Although travelers’ diarrhea is generally considered to be a low risk in Japan, the tsunami could have contaminated water sources. You should follow basic food and water precautions in affected areas: drink only bottled beverages, eat only food that is cooked and served hot, and eat raw fruits and vegetables only if you have washed and peeled them yourself. You should also bring loperamide and an antibiotic for presumptive self-treatment of diarrhea, should it develop. For more information on travelers’ diarrhea, visit http://www.cdc.gov/ncidod/dbmd/diseaseinfo/travelersdiarrhea_g.htm.

Seeking Care Abroad and Evacuation Planning

Health care resources in some areas of Japan may be nonexistent or strained. You can avoid straining these resources further by avoiding travel to the most affected areas; in the event that you need care, locate a local health care provider and confirm that the facility is operational. It is best to identify a health care provider before leaving the United States.

Your insurance may not cover medical care you receive overseas, so check with your insurance company and, if necessary, consider purchasing supplemental travel health insurance. Because of the continued risk of earthquakes and tsunamis and the possibility that the radiation situation may become more severe, evacuation may be necessary, and you may also consider purchasing evacuation insurance. For more information on travel health and evacuation insurance, see the Travel Insurance and Evacuation Insurance webpage.

After You Return

Illness in returning humanitarian aid workers is rare, but in the event that you become ill, especially with a fever, seek health care immediately, and make sure your provider knows you have recently returned from Japan.
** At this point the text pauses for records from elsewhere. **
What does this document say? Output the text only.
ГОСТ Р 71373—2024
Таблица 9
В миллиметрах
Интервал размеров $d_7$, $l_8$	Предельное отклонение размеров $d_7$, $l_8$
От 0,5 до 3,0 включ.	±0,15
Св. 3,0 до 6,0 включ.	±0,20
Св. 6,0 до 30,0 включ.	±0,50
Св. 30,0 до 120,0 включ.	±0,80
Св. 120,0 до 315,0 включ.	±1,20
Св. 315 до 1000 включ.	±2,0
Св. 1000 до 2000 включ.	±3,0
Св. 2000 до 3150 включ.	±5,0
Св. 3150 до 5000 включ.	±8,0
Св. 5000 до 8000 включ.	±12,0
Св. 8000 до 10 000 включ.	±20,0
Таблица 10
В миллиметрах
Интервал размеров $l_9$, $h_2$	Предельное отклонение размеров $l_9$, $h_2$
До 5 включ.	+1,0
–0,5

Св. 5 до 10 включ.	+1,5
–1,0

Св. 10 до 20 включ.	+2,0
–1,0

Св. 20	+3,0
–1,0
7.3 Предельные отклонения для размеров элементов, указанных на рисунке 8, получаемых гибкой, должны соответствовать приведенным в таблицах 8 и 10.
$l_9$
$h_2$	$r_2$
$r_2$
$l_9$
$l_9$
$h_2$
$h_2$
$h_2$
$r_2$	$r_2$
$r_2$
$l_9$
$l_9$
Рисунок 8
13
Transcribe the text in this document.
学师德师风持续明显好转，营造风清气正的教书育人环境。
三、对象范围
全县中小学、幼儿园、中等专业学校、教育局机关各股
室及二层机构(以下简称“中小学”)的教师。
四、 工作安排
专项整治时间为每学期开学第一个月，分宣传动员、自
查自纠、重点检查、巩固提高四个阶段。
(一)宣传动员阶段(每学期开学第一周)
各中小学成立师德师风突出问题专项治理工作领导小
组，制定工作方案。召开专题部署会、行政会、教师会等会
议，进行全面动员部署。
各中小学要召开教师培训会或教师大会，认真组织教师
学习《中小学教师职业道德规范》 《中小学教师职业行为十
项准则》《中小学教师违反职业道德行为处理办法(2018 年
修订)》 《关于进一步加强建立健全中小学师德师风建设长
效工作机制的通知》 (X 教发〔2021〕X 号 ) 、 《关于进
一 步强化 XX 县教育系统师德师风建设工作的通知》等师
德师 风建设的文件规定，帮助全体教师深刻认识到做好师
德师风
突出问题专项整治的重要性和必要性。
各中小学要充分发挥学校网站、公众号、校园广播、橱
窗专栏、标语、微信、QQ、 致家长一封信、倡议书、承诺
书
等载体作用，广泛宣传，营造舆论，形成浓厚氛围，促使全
When entering the United States, international travelers and their luggage are screened for contamination with radioactive material. The chances of detecting contamination on a traveler from Japan are extremely small. If contamination is detected, the traveler will be notified and given health information from CDC. In the unlikely event that a high level of contamination is detected in a traveler, CDC will follow up with that person to discuss any health concerns.

Items to Bring With You

Plan for limited or no services, including electricity, safe water, and food distribution systems. Pack to be as self-sufficient as possible, but bring only those items necessary for the trip. Make sure that you pack a basic travel health kit in your carry-on luggage.